We are natural believers. Truth, or the connection between cause and effect, alone interests us. We are persuaded that a thread runs through all things; all worlds are strung on it, as beads; and men, and events, and life, come to us, only because of that thread; they pass and repass, only that we may know the direction and continuity of that line. A book or statement which goes to show that there is no line, but random and chaos, a calamity out of nothing, a prosperity and no account of it, a hero born from a fool, a fool from a hero, --dispirits us. Seen or unseen, we believe the tie exists. Talent makes counterfeit ties; genius finds the real ones.
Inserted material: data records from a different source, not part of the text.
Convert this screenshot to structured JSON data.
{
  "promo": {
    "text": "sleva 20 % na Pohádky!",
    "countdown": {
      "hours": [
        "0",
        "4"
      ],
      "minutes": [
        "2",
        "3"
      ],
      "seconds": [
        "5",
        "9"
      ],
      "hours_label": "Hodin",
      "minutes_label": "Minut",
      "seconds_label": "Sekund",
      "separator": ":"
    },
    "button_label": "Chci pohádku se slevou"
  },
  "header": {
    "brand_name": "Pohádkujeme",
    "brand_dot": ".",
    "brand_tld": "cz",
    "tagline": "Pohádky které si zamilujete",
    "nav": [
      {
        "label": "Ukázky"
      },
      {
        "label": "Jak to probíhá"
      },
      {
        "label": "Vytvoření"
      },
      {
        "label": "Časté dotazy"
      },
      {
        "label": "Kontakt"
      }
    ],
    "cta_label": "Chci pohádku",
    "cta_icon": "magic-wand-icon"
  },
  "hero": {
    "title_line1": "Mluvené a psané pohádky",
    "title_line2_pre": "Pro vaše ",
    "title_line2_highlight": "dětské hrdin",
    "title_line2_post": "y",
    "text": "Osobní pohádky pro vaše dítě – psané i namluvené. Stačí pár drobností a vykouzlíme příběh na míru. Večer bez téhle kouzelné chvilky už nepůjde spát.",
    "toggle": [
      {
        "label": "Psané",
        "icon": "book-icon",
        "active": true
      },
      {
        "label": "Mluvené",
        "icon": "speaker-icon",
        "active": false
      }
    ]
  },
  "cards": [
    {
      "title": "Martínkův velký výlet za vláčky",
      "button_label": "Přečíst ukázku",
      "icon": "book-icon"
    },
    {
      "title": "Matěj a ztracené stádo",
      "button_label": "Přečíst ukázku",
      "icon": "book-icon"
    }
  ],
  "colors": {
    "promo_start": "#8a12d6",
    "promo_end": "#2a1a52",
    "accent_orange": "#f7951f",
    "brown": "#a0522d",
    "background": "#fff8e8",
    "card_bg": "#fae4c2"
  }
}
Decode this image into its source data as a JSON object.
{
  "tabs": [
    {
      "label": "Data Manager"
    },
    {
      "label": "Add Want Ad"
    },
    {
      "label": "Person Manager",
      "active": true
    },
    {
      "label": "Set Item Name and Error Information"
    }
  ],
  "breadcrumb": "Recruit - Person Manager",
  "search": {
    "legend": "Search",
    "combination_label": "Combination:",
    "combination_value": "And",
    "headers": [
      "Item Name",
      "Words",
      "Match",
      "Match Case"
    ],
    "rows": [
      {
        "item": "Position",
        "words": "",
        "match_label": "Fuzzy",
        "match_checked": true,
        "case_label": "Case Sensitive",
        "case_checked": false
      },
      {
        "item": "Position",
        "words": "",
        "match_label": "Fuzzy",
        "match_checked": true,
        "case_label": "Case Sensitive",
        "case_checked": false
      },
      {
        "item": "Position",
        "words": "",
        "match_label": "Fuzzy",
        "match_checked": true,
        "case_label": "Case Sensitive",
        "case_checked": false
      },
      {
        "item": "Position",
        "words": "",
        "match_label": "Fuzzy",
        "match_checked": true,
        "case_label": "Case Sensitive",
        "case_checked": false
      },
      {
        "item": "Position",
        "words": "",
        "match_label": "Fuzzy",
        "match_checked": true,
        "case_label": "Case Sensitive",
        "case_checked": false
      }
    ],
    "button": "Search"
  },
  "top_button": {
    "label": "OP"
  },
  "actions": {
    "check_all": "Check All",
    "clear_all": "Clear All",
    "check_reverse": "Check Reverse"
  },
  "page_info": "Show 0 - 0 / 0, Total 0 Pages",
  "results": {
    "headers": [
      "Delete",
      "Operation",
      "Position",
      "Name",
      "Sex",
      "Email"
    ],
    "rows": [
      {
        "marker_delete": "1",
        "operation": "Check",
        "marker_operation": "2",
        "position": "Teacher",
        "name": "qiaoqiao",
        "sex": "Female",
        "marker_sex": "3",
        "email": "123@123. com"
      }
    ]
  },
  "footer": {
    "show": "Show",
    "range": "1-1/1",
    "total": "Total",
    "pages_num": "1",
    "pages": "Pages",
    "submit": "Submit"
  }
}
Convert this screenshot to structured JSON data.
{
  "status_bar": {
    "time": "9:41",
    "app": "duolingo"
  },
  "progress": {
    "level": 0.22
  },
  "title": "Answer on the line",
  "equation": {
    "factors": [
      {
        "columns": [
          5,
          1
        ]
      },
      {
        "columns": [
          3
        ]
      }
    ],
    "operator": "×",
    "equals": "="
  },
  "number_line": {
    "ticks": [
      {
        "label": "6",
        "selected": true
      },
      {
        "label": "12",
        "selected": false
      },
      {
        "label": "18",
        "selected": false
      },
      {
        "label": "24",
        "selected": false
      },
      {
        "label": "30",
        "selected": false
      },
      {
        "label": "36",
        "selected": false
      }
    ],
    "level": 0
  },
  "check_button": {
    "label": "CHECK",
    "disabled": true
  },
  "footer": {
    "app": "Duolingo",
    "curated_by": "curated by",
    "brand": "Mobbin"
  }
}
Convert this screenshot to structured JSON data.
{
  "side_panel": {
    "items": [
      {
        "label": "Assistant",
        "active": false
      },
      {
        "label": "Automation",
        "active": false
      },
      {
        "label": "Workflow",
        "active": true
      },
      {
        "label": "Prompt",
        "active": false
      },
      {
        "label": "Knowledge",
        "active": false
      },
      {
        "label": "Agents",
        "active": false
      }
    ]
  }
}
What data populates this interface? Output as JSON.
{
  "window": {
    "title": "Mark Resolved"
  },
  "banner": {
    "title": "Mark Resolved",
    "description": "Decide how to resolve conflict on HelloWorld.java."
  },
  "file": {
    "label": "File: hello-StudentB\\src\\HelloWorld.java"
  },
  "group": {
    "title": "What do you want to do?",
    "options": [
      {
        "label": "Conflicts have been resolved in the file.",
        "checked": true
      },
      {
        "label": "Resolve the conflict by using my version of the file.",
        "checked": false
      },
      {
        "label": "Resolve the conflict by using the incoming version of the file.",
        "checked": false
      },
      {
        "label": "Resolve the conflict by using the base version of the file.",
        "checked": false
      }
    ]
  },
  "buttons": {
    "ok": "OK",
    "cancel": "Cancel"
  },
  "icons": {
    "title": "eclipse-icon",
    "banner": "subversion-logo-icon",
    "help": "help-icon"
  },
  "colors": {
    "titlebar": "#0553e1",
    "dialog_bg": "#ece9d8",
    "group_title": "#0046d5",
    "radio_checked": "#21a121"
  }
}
[Montaigne, or the Skeptic]
* * *
Under this head too falls that homage, very pure as I think, which all ranks pay to the hero of the day, from Coriolanus and Gracchus down to Pitt, Lafayette, Wellington, Webster, Lamartine. Hear the shouts in the street! The people cannot see him enough. They delight in a man. Here is a head and a trunk! What a front! what eyes! Atlantean shoulders, and the whole carriage heroic, with equal inward force to guide the great machine! This pleasure of full expression to that which, in their private experience, is usually cramped and obstructed, runs also much higher, and is the secret of the reader's joy in literary genius. Nothing is kept back. There is fire enough to fuse the mountain of ore.
[Uses of Great Men]
* * *
All successful men have agreed in one thing, — they were causationists. They believed that things went not by luck, but by law ; that there was not a weak or a cracked link in the chain that joins the first and last of things. A belief in causality, or strict connection between every trifle and the principle of being, and, in consequence, belief in compensation, or, that nothing is got for nothing, — characterizes all valuable minds, and must control every effort that is made by an industrious one. The most valiant men are the best believers in the tension of the laws. " All the great captains," said Bonaparte, " have performed vast achievements by conforming with the rules of the art, — by adjusting efforts to obstacles."
[Power]
[There's got to be even better ones than these...must keep searching. In the the third one, the important word from Emerson's point of view is compensation: "nothing is got for nothing." Got to reread that one again (there's a whole essay with title Compensation, but I didn't think of flipping through it for Barackian Tidbits). Is my obsession with Emerson unhealthy? It's not a good thing to be always thinking of how events relate to the essays of Ralph Waldo. Where's Waldo, you know.]